Augsburger Allgemeine (Land Nord)

„Merkel wird versuchen, Merz als Nachfolger zu verhindern“

Politikwis­senschaftl­er Jürgen Falter über die Autorität der Kanzlerin und den Kampf um ihr Erbe

- Interview: Margit Hufnagel

Herr Falter, wie sehr hat Sie die Ankündigun­g Angela Merkels überrascht, den Parteivors­itz abzugeben?

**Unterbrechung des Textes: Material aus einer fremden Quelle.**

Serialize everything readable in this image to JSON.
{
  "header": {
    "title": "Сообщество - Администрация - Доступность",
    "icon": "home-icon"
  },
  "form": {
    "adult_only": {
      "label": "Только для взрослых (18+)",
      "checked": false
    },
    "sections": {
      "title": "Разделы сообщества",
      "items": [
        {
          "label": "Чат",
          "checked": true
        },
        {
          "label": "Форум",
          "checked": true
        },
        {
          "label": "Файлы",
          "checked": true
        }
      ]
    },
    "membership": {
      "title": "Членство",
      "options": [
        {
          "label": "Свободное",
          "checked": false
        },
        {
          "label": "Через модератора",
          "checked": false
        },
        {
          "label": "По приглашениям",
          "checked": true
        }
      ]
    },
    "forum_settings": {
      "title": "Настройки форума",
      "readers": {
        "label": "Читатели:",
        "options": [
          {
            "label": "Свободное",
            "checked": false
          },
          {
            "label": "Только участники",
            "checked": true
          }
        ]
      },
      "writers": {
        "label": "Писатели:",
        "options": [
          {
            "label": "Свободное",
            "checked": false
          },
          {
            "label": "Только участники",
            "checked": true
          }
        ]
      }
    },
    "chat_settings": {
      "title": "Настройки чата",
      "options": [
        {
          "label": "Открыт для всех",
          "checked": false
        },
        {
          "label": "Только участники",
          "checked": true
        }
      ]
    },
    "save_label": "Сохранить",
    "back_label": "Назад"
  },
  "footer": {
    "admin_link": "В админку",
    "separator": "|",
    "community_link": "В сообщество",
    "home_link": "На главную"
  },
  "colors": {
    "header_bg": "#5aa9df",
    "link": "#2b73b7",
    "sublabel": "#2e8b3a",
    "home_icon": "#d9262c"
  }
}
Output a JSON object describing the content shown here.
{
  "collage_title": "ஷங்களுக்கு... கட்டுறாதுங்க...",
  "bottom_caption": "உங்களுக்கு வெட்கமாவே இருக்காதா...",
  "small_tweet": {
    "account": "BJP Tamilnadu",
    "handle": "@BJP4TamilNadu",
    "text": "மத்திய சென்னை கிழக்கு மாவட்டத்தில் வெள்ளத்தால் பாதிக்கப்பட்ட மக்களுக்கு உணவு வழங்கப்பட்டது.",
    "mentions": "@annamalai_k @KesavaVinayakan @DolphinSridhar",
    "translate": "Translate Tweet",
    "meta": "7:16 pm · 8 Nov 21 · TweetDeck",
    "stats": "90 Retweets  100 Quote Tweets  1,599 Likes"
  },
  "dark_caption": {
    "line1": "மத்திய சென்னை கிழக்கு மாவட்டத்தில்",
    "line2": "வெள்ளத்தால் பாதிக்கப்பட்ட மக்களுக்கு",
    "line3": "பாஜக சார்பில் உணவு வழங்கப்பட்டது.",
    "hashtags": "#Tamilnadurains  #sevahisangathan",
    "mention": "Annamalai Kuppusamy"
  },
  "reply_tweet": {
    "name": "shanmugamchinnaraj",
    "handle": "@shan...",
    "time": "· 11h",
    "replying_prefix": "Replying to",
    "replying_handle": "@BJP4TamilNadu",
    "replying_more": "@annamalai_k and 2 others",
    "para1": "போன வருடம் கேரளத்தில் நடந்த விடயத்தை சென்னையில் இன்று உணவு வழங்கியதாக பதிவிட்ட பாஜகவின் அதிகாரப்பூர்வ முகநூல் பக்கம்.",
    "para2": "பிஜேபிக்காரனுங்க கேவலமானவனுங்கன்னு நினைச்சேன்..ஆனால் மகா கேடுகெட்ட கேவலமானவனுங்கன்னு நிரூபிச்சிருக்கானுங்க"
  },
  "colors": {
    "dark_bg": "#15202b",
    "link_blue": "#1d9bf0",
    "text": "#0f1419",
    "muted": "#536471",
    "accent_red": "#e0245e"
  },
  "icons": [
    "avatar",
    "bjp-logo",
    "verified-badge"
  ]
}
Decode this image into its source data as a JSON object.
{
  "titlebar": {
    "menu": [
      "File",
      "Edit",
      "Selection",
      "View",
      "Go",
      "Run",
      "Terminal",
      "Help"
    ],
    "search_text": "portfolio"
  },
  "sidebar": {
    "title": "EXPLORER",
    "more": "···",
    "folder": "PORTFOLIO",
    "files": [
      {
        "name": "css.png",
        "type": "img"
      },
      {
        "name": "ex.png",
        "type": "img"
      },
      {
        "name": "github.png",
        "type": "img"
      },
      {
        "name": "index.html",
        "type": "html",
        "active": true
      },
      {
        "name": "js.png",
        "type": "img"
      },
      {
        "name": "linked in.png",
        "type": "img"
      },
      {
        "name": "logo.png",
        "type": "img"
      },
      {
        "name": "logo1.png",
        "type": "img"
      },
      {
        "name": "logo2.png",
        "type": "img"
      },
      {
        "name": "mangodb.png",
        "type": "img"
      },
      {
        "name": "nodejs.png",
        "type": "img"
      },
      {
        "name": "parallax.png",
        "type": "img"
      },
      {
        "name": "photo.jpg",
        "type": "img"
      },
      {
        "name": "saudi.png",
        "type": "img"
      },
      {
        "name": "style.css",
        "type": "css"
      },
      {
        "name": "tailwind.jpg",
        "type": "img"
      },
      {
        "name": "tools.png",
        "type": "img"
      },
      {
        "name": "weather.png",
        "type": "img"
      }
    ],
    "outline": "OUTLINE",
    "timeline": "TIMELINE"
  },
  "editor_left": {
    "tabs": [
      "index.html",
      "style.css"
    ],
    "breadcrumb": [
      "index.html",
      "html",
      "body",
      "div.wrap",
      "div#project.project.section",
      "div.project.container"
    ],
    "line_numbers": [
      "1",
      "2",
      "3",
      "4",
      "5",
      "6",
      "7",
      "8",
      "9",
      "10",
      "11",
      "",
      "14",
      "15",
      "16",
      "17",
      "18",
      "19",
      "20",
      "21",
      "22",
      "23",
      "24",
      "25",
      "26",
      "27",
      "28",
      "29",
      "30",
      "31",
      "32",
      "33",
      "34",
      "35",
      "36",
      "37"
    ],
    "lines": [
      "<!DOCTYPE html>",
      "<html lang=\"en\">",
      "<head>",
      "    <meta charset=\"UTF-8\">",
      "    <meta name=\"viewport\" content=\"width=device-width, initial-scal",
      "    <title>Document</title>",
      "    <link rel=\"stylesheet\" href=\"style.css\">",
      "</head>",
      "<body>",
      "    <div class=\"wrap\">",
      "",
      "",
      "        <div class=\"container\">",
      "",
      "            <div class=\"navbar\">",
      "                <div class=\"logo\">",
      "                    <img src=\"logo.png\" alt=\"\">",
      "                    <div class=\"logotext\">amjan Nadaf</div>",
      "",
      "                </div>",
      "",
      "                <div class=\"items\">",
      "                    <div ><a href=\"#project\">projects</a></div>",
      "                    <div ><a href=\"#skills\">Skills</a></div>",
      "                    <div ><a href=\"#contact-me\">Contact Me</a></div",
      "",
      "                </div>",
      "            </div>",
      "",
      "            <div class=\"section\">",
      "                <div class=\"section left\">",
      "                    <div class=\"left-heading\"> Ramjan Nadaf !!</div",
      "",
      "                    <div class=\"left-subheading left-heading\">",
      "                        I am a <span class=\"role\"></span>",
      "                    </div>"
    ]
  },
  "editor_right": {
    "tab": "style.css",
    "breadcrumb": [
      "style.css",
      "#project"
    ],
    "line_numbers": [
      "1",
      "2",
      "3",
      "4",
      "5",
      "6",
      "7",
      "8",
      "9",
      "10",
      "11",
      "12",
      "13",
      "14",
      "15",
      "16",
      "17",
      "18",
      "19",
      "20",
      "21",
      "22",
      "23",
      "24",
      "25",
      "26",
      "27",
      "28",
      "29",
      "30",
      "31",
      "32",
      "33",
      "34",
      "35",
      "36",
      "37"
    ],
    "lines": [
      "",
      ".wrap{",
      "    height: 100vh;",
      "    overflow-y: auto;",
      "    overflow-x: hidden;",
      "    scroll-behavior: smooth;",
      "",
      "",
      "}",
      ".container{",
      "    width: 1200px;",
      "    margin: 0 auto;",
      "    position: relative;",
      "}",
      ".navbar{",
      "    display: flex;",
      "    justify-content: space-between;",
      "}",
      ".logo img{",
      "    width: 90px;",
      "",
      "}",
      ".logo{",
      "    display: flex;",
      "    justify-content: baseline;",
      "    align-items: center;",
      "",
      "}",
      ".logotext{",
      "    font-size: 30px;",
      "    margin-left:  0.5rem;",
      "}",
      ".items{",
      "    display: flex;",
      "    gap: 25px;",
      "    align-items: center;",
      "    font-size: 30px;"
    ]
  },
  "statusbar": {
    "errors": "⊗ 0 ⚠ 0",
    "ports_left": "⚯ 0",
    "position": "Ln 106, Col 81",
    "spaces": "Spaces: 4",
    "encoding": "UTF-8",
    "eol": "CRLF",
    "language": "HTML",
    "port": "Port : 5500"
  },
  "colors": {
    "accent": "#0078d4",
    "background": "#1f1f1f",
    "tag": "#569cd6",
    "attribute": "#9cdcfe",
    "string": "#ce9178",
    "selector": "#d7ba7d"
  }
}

Falter: Das hat mich sehr überrascht, weil Angela Merkel noch vor wenigen Wochen angekündig­t hatte, dass sie noch einmal als Parteivors­itzende kandidiere­n wolle. Sie hat immer wieder gesagt, dass die Trennung von Kanzleramt und Parteiamt nicht gut sei. Das war für Angela Merkel durchaus eine strategisc­he Überlegung, nachdem man bei Helmut Schmidt gesehen hatte, dass ihm diese Trennung nicht gut bekommen ist, dass ihm die Partei von der Fahne marschiert ist. Das hat Schmidt immer darauf zurückgefü­hrt, dass Willy Brandt SPD-Vorsitzend­er war und nicht er selbst. So etwas hat Angela Merkel natürlich auch vor Augen.

Wird es ihr denn genauso gehen wie einst Helmut Schmidt?

Falter: Das kommt sicher auf ihren Nachfolger an. Bei Annegret Kramp-Karrenbaue­r kann sie sich der 100-prozentige­n Loyalität sicher sein, ihr vertraut sie. Falls allerdings Friedrich Merz zum Nachfolger gewählt würde, wäre das schon anders. Merz ist einer der Haupt-MerkelGesc­hädigten. Das hat er bis heute nicht vergessen.

Trotz ihres Verzichts auf den Parteivors­itz will Merkel Kanzlerin bleiben. Falter: Das ist absolut realistisc­h. Denn Angela Merkel kann nur ersetzt werden durch die Wahl eines Nachfolger­s. Und diese Wahl eines Nachfolger­s klappte ja nur, wenn man erstens innerhalb der Union einen entspreche­nden Nachfolger fände. Und zweitens die SPD mitmachte – und zwar mit allen Stimmen, da die Kanzlerinn­enmehrheit nicht wirklich groß ist. Und genau das halte ich für sehr unwahrsche­inlich. Aus diesem Grund glaube ich, dass Angela Merkel bis zum Ende der Legislatur­periode weitermach­en kann. Die institutio­nellen Hemmnisse sind zu groß und ein Nachfolger, der von allen mitgetrage­n wird, ist nicht in Sicht.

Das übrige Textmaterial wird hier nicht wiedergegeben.